Core Fundamentals

1. Geometry

1.4 No inverted face normals
No backfacing or inverted face normals. All normals should be pointing out toward the correct direction for rendering without errors.

1.5 No empty objects
All objects must be geometry or splines. No empty objects that have names and nothing else permitted.

1.6 No coincident edges (Unwelded Seams)
Any two edges on an object that meet or overlap in the same position must be welded.

1.7 Sealed Geometry
Geometry must be “water tight” so that there are no openings where backfaces would be visible. This includes internal geometry visible behind transparent objects or materials.


2. Topology

2.1 Quads and Tris only
There can be no Ngons (polygons with more than 4 sides).

2.2 Mostly quads
The model must use quads as much as possible. A range of 10%-20% tris is sensible for most models, but some will call for a higher percentage to form sensible topology. Models are inspected manually to ensure a sensible quad/tri ratio is maintained.

2.3 Clean Edge flow
Must be as smooth and clean as possible for the shape of the model. Use efficient box or planar modeling techniques when you begin your model. Avoid booleans and subdivision modifiers while you are still modeling the full object. This will help eliminate undesirable geometry that does not meet the Hero standard. If booleans are used, the verts and edges created must be cleaned up and optimized to correct edge flow and avoid Ngons. This is a notorious result of using booleans.

2.3.1 No poles with more than 6 edges on the model

2.3.2 Subdividable Gometry
Model is cleanly subdividable for production applications. Base mesh must still retain shape and detail for real time application without significant visible faceting.
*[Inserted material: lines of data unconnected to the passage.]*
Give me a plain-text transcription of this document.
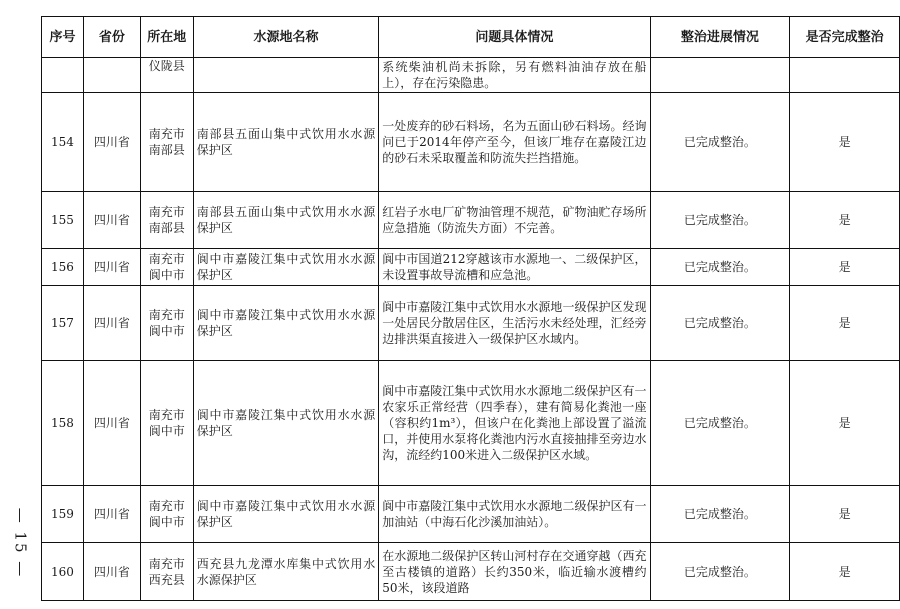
— 15 —
序号	省份	所在地	水源地名称	问题具体情况	整治进展情况	是否完成整治
		仪陇县		系统柴油机尚未拆除，另有燃料油油存放在船上），存在污染隐患。		
154	四川省	南充市南部县	南部县五面山集中式饮用水水源保护区	一处废弃的砂石料场，名为五面山砂石料场。经询问已于2014年停产至今，但该厂堆存在嘉陵江边的砂石未采取覆盖和防流失拦挡措施。	已完成整治。	是
155	四川省	南充市南部县	南部县五面山集中式饮用水水源保护区	红岩子水电厂矿物油管理不规范，矿物油贮存场所应急措施（防流失方面）不完善。	已完成整治。	是
156	四川省	南充市阆中市	阆中市嘉陵江集中式饮用水水源保护区	阆中市国道212穿越该市水源地一、二级保护区，未设置事故导流槽和应急池。	已完成整治。	是
157	四川省	南充市阆中市	阆中市嘉陵江集中式饮用水水源保护区	阆中市嘉陵江集中式饮用水水源地一级保护区发现一处居民分散居住区，生活污水未经处理，汇经旁边排洪渠直接进入一级保护区水域内。	已完成整治。	是
158	四川省	南充市阆中市	阆中市嘉陵江集中式饮用水水源保护区	阆中市嘉陵江集中式饮用水水源地二级保护区有一农家乐正常经营（四季春），建有简易化粪池一座（容积约1m³），但该户在化粪池上部设置了溢流口，并使用水泵将化粪池内污水直接抽排至旁边水沟，流经约100米进入二级保护区水域。	已完成整治。	是
159	四川省	南充市阆中市	阆中市嘉陵江集中式饮用水水源保护区	阆中市嘉陵江集中式饮用水水源地二级保护区有一加油站（中海石化沙溪加油站）。	已完成整治。	是
160	四川省	南充市西充县	西充县九龙潭水库集中式饮用水水源保护区	在水源地二级保护区转山河村存在交通穿越（西充至古楼镇的道路）长约350米，临近输水渡槽约50米，该段道路	已完成整治。	是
2.3.3 Holding/Support Edges
Holding/support edges present to support subdivision in production application. This also applies to to 3D text.

2.3.4 Small Object Exception
Exception for small, insignificant objects within the scene. Objects such as screws, bolts, rivets, wires, and other objects which are very small in comparison to the overall model size, does not have to meet all the Clean Edge Flow requirements for subdivision

2.4 No Use of smoothing groups or crease values to create hard edges
Smoothing groups and crease values can not be used to force hard edges where there is no holding geometry. Smoothing groups must only be used for accurate surface rendering or object will appear faceted.

2.5 Optimized Geometry
No excess geometry beyond what is required for the intended shape and detail. Lower polygon count saves heavily on processing, rendering, and edit-ability.


3. Real-World Scale

3.1 Real-world scale within 1%
Model must be in centimeter units at real-world scale. If the model does not have an exact real-world counterpart (such as a human character or an unbranded car), the model must use the size/scale of comparable objects in real life.

3.2 Exception for exceedingly large/small models
Models of objects that have a real-world scale that require magnification or distance to see, such as amoebas and solar systems, are excepted from having real-world scale.


4. Position and Orientation

4.1 Center Origin
The model should be centered over the origin in X and Y axes, and the lowest Z point of the object sitting on the ground plane.

4.2 Orthographic Orientation
The model should be oriented to the orthographic positions as it would be considered in the real world. In other words, the model can’t be lying on its side, upside-down, backwards, or turned sideways when the file is opened.


5. Transforms

5.1 Model transforms, such as rotation and scale, must be reset or frozen
Transforms must be reset so object reads at 100% scale size, rotation, and position.


6. Naming and Organization

6.1 Descriptive and unique object names
Default object names are not acceptable. They should be changed to be descriptive of the object.

6.2   Model includes a grouping or hierarchy for moving all objects in model together.

6.3 All geometry is contained in a single layer structure with the same name as the model.
Each of the production applications has a layer organization system.

  • 3ds Max – Layers
  • Maya – Display Layers
  • CINEMA 4D – Layers
  • Lightwave – Include the .LWS with the model and organize using a null object

See Scene Organization and Best Practices for more information and example.


7. UVs

7.1 No obvious texture stretching on model

7.2 UV Seams hidden or are not visible

7.3 All UVs in 0-1 UV space


8. Materials and Textures

8.1 All objects must have a material applied

8.2 Texture Maps are a standard power of two square resolution (512×512,1024×1024,2048×2048, 4096×4096, etc.)
Texture maps size should be determined by amount of detail needed. If using a texture map for a solid color swatch it does not need to be full resolution. Being conscious of the texture size helps optimize render times and file transfers for submission. If a smaller resolution can be used with no noticeable difference on the render, do so. Try to keep map usage and size as efficient as possible. (Ex. 512×512,1024×1024, 2048×2048, 4096×4096, etc.)

8.3 All texture maps must be saved as lossless or uncompressed formats such as PNG, TIFF, and TGA.

8.4 No mapped texture paths
Any texture paths must be stripped from model and be relative for submission.